Perguntas Frequentes
Pergunta Frequente 27/2015
Tendo em conta o risco de exposição profissional a Legionella, quais são os equipamentos de proteção individual necessários para quem trabalha em torres de arrefecimento?
R: De acordo com os princípios de saúde e segurança do trabalho, a proteção coletiva deve ser prioritária relativamente aos equipamentos de proteção individual. Assim, as empresas deverão adotar um eficaz Programa de Prevenção da Legionella na vertente de controlo ambiental/manutenção e de vigilância de saúde dos trabalhadores, na sequência do processo de identificação e avaliação do risco profissional de natureza biológica.

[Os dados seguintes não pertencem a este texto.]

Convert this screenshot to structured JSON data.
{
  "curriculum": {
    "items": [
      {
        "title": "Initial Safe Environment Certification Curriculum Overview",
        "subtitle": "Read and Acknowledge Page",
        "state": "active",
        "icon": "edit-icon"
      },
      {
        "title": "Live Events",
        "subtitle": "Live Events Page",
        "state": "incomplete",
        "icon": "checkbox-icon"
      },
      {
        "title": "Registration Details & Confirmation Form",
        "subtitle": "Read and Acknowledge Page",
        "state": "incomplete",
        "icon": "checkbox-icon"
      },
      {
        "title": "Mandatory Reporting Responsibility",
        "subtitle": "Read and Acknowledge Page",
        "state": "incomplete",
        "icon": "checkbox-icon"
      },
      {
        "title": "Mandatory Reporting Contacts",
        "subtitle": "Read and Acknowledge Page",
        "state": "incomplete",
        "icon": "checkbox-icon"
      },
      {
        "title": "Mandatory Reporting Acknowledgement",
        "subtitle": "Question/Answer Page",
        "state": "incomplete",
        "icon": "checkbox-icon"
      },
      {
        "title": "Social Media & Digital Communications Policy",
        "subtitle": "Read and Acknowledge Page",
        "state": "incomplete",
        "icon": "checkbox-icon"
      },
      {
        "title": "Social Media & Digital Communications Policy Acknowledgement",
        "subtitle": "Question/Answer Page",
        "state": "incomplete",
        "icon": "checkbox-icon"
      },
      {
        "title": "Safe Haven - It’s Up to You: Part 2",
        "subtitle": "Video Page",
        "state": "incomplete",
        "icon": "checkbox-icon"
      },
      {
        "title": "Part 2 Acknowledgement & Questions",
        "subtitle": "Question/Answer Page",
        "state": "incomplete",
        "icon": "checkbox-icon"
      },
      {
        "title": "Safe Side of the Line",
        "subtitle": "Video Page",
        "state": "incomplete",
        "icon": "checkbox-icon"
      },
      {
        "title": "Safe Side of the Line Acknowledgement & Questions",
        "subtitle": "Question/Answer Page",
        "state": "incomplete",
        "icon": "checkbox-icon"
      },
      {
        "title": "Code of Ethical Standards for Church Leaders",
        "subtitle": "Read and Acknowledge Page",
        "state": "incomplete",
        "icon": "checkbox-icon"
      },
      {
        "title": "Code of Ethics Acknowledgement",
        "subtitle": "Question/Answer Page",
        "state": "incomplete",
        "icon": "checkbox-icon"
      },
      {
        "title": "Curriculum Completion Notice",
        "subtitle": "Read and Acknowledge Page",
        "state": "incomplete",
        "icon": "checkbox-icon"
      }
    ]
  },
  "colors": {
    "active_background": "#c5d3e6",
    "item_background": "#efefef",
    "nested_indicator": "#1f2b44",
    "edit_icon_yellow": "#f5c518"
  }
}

Neste contexto, parte-se do princípio que um adequado Programa de prevenção primária da Legionella de uma empresa evita a criação de condições que propiciem a multiplicação de bactérias do género Legionella, pelo que nas atividades de rotina em torres de arrefecimento não é necessário a utilização de equipamentos de proteção individual específicos para o agente em apreço.
Contudo, em situações de suspeita ou de comprovada contaminação por Legionella pneumophila numa dada empresa, tendo em conta que é um agente biológico de nível 2 e que a infeção transmite-se por via aérea (respiração) através da inalação de gotículas de água (aerossóis) contaminadas, o equipamento de proteção individual deve ser de uso obrigatório (por exemplo, para efeitos de colheita de amostras ou de operações de higiene e limpeza), designadamente máscara (respirador descartável) que permita uma adequada filtragem de bioaerossóis (capacidade de reter gotículas), que possibilite uma vedação adequada da face do usuário/trabalhador que a vai utilizar, e que possua um filtro com aprovação mínima de PFF2/P2. Este respirador poderá ter ou não válvula de exalação, considerando-se que a válvula agrega conforto ao trabalhador dado que proporciona uma menor resistência respiratória no ato de exalação (aumenta o conforto e não o grau de proteção).
Salienta-se ainda que cabe ao Serviço de Saúde e Segurança do Trabalho da empresa indicar e selecionar o equipamento de proteção individual mais adequado para os seus trabalhadores face às características individuais do trabalhador, ao seu estado de saúde e aos riscos profissionais a que se encontra exposto.